A good question, but I must ammend to this a bit. Tracking bookmarks is not a usability issue for the web. It's an organizational issue on the client side. Therefore solutions that work for one person may not always work for everybody. With that said, it would still help out to share ideas and let ckrause pick the method (or combination of methods) that will work the best for him.

3 of 26 comments (clear)

  1. bk2site by cybersquid · · Score: 3
    I use bk2site. This generates a nice series of yahoo-like HTML pages from my netscape bookmarks file.

    A cron job updates the pages once an hour. There's even a search feature.

    Of course, you'll still want to do some organizing and categorizing.

  2. freshmeat to the rescue... by Slynkie · · Score: 3

    Just posted today: "bookmarker is a WWW-based application for managing bookmarks. It allows multiple users to list, search, maintain, and create bookmarks. It is written in PHP using PHPLIB, which allows support for multiple databases. bookmarker includes functions to store URLs and send URLs via email directly from your browser (quik-mark, mail-this-link) using Javascript functions that link directly to the application. Netscape bookmark import is included as well as public/private settings to allow some/all bookmarks to be shared among users."
    it's appindex record is at http://core.freshmeat. net/appindex/1998/11/22/911774014.html

  3. Personal Toolbar Folder by Tony+Shepps · · Score: 3
    People don't use this enough. The personal toolbar folder accepts folders, so I've created six folders: Daily, Weekly, Occasional, Search, Portals, Clients/Hot.
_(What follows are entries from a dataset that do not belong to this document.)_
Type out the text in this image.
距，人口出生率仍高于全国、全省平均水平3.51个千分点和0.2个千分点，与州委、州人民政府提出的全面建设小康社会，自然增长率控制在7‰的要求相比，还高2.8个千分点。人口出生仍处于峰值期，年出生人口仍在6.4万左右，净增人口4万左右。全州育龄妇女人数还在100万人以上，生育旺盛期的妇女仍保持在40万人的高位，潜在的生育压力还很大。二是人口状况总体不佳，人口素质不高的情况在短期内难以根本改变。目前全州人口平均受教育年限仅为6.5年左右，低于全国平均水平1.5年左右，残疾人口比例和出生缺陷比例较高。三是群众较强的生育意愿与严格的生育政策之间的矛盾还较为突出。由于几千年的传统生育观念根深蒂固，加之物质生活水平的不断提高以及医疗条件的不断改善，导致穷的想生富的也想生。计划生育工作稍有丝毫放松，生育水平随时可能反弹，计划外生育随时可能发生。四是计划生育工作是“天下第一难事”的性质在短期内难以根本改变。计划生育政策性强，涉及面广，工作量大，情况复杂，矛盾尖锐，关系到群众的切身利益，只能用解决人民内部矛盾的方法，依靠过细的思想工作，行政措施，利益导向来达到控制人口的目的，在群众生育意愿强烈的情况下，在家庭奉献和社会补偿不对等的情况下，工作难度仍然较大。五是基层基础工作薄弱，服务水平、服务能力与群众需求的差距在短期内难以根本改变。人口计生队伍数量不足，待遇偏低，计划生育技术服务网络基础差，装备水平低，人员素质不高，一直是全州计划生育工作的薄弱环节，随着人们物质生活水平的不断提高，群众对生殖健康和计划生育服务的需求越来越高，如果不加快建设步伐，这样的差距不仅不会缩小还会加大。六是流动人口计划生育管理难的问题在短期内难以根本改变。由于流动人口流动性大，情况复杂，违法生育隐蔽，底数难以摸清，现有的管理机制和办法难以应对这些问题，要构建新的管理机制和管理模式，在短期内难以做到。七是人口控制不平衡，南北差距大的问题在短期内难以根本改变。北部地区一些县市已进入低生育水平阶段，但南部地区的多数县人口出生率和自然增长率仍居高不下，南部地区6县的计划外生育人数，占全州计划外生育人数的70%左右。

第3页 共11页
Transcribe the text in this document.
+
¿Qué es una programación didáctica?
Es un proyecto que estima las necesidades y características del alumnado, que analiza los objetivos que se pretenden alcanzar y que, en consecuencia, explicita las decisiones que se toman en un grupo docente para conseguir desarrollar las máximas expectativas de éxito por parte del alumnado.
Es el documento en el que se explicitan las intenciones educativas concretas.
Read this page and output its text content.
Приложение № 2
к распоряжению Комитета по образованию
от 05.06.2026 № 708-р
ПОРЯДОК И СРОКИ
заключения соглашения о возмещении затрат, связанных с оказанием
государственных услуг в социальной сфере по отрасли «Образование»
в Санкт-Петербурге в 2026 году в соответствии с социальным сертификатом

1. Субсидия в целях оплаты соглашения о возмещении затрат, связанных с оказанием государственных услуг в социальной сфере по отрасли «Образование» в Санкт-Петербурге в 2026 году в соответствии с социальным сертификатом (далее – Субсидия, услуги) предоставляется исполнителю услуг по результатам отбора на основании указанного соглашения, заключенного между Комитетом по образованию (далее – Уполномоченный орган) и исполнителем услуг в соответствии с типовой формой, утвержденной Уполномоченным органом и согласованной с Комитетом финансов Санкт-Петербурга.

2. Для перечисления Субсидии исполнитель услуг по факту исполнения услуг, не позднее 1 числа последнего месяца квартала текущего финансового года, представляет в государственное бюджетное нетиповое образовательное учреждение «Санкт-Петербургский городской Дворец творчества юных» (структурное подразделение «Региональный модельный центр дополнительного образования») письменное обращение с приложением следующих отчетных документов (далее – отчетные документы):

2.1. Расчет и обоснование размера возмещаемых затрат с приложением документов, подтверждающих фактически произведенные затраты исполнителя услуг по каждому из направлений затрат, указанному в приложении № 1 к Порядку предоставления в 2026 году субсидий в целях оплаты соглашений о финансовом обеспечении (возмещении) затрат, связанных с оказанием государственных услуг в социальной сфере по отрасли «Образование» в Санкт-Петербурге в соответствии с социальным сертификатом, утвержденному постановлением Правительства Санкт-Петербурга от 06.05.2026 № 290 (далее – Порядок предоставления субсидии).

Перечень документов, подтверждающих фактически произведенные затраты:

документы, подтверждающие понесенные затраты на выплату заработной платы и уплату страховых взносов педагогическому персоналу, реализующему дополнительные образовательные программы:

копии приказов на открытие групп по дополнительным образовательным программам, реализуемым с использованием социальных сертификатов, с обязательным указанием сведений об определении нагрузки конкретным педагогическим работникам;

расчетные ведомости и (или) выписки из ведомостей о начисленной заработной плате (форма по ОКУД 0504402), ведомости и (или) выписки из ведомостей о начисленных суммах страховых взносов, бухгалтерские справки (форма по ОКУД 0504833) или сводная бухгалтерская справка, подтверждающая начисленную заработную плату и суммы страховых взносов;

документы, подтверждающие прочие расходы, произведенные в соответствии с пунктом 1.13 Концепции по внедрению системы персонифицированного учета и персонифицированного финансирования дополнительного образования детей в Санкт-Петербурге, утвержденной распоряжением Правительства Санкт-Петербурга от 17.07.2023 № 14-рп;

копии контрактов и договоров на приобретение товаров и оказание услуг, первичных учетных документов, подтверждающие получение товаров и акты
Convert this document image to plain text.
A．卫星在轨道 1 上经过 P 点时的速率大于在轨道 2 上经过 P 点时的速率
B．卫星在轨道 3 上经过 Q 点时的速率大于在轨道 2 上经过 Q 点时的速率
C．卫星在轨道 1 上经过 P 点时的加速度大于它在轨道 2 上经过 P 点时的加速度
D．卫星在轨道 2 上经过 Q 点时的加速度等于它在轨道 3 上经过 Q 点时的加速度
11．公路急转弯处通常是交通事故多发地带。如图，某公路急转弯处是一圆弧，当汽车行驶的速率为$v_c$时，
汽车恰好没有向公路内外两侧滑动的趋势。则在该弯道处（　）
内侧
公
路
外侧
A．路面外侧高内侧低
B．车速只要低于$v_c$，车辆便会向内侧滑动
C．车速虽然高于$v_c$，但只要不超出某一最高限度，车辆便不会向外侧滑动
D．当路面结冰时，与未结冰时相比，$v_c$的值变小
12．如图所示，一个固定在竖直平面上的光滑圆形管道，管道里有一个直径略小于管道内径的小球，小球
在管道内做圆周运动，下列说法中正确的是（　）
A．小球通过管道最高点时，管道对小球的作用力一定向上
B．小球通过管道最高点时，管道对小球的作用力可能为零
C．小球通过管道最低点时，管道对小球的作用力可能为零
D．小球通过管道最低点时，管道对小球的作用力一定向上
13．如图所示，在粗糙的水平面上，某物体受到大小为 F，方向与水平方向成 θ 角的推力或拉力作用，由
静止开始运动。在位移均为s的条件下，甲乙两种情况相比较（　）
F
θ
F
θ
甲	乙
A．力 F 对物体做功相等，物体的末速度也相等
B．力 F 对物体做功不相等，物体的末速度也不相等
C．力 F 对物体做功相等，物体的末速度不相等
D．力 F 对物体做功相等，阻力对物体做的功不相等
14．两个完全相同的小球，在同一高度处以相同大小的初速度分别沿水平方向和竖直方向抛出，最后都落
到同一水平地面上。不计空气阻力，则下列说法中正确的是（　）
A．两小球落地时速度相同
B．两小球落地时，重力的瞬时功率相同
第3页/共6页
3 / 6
    Everything in those folders is one click and one move away from being activated. Because it's Netscape and not IE, the folders aren't automatically alphabetized, so your muscle memory can learn where everything is.

    The Daily contains those things I visit, yes, DAILY. Inside the folders I use horizontal rules to create categories that make sense. This method can bookmark as many as 50 sites that I want to return to on a regular basis.

    The rest of the bookmarks, then, becomes a place to stow stuff that I want to remember, but that I won't visit until there's call for it. And that makes sense for usability -- I'll go a step further to find a shopping folder, references folder, HTML and design folder.